Le NPD ontarien en faveur d'une université francophone

La chef néo-démocrate de l'Ontario, Andrea Horwath, appuie l'idée d'une université francophone dans la province. Selon elle, le besoin d'une telle institution ne fait aucun doute. Seul l'emplacement reste à définir.
Elle rejette l'idée d'ajouter des cours en français à l'intérieur de programmes existants. Selon elle, les francophones de l'Ontario ont le droit d'avoir une université bien à eux.
«On ne peut pas avoir des cours ici et là éparpillés dans toutes les régions de la province comme substitut pour une université francophone», a confié Mme Horwath au Droit.
Le gouvernement de Kathleen Wynne semble privilégier Toronto comme emplacement d'une future université francophone, étant donné l'explosion de la population francophone dans le sud-ouest de la province. Un comité d'experts qui a étudié la question a soumis son rapport au gouvernement. Aucune décision n'a encore été annoncée.
Mme Horwath estime qu'il serait peut-être utile de tenir des consultations publiques à cet effet pour prendre le pouls de la population. Il faut une discussion «robuste» au sujet de l'emplacement de cette future université, a lancé Mme Horwath.

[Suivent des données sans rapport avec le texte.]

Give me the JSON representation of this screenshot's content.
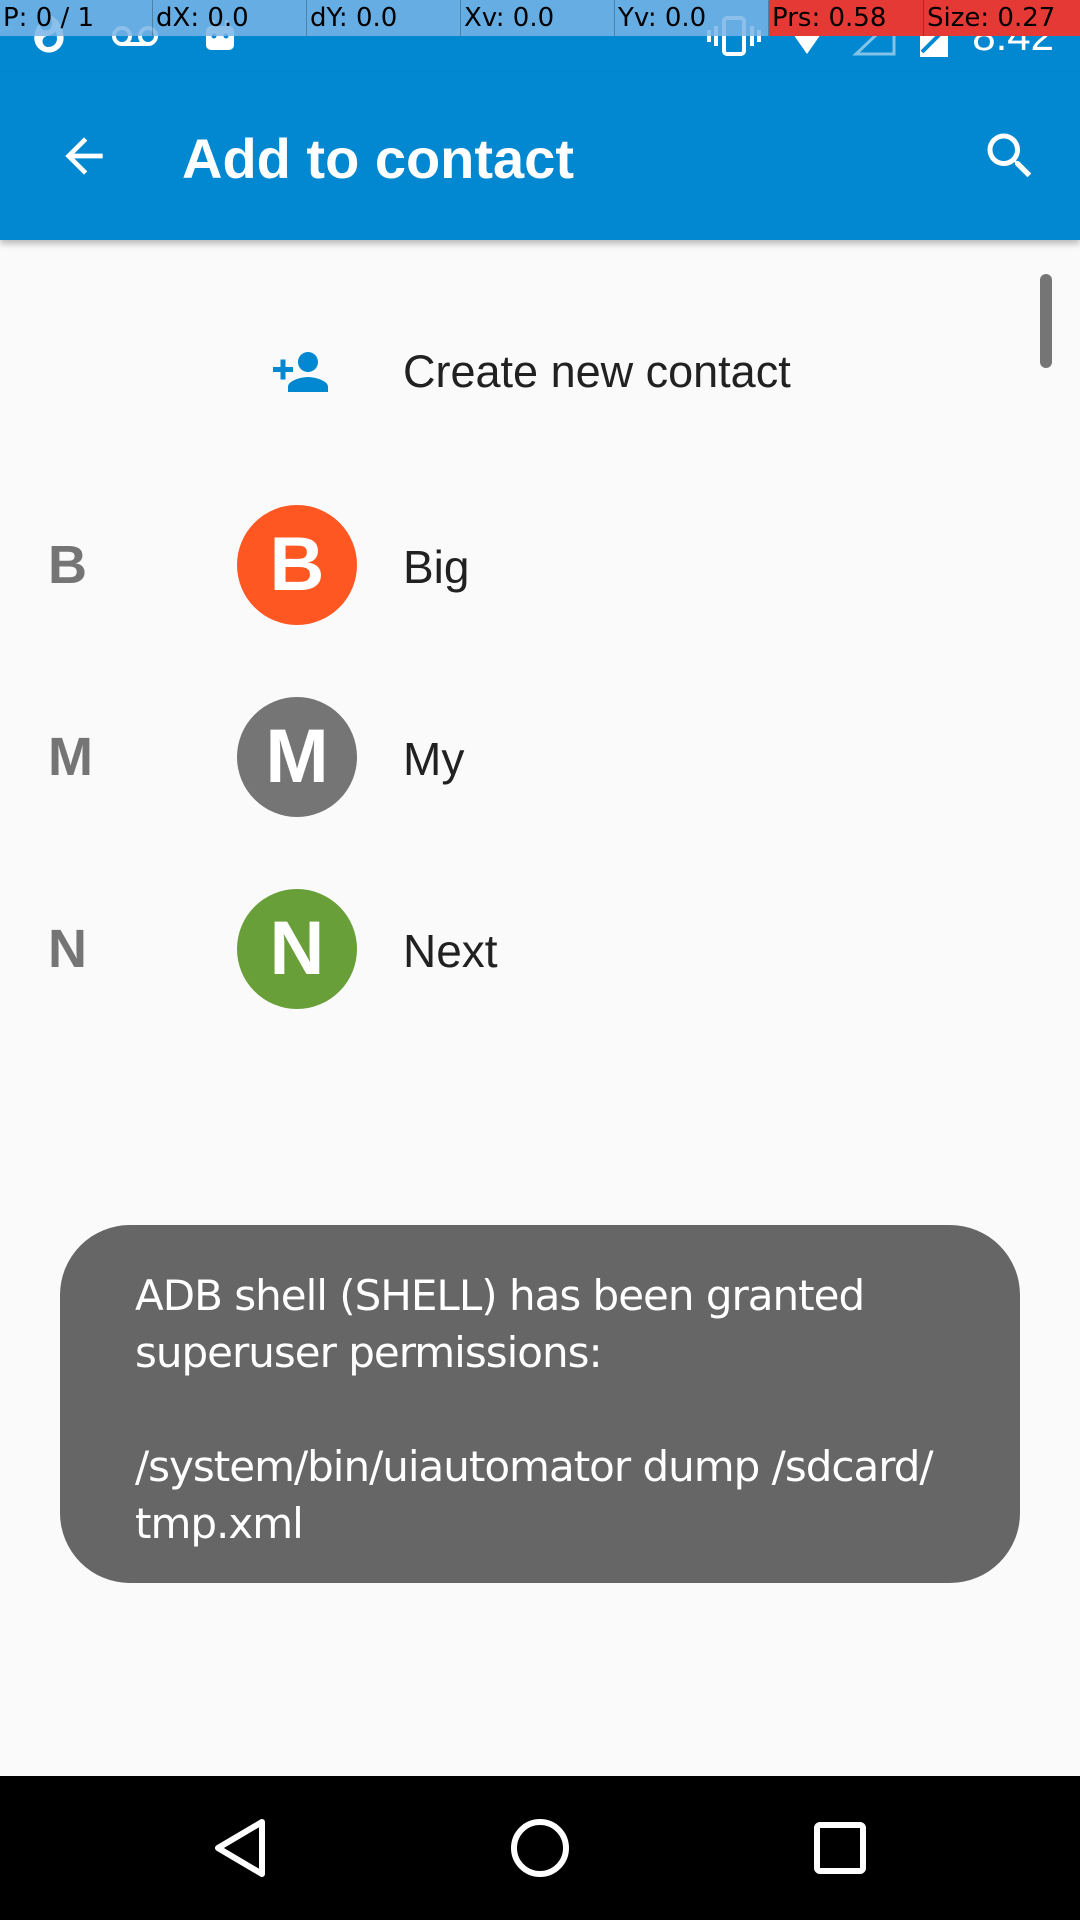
{
  "pointer_overlay": [
    {
      "text": "P: 0 / 1",
      "highlight": false
    },
    {
      "text": "dX: 0.0",
      "highlight": false
    },
    {
      "text": "dY: 0.0",
      "highlight": false
    },
    {
      "text": "Xv: 0.0",
      "highlight": false
    },
    {
      "text": "Yv: 0.0",
      "highlight": false
    },
    {
      "text": "Prs: 0.58",
      "highlight": true
    },
    {
      "text": "Size: 0.27",
      "highlight": true
    }
  ],
  "status_bar": {
    "time": "8:42",
    "left_icons": [
      "fire-icon",
      "voicemail-icon",
      "android-icon"
    ],
    "right_icons": [
      "vibrate-icon",
      "wifi-icon",
      "signal-icon",
      "battery-icon"
    ]
  },
  "app_bar": {
    "title": "Add to contact",
    "back_icon": "arrow-back-icon",
    "search_icon": "search-icon"
  },
  "create_new": {
    "label": "Create new contact",
    "icon": "person-add-icon",
    "color": "#0288d1"
  },
  "contacts": [
    {
      "section": "B",
      "initial": "B",
      "name": "Big",
      "color": "#ff5722"
    },
    {
      "section": "M",
      "initial": "M",
      "name": "My",
      "color": "#757575"
    },
    {
      "section": "N",
      "initial": "N",
      "name": "Next",
      "color": "#689f38"
    }
  ],
  "toast": {
    "line1": "ADB shell (SHELL) has been granted",
    "line2": "superuser permissions:",
    "line3": "/system/bin/uiautomator dump /sdcard/",
    "line4": "tmp.xml"
  },
  "nav_bar": {
    "back": "nav-back-icon",
    "home": "nav-home-icon",
    "recents": "nav-recents-icon"
  },
  "colors": {
    "primary": "#0288d1",
    "background": "#fafafa",
    "toast_bg": "#666666"
  }
}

De passage vendredi à Ottawa, Mme Wynne a reconnu que le dossier d'une université francophone était important sans préciser ses intentions. Elle a ajouté que le gouvernement travaillait avec le collège Glendon pour offrir des programmes en français dans le sud de l'Ontario, où il y a des lacunes à cet égard.
La ministre déléguée aux Affaires francophones, Madeleine Meilleur, semble opter pour une université francophone à part entière.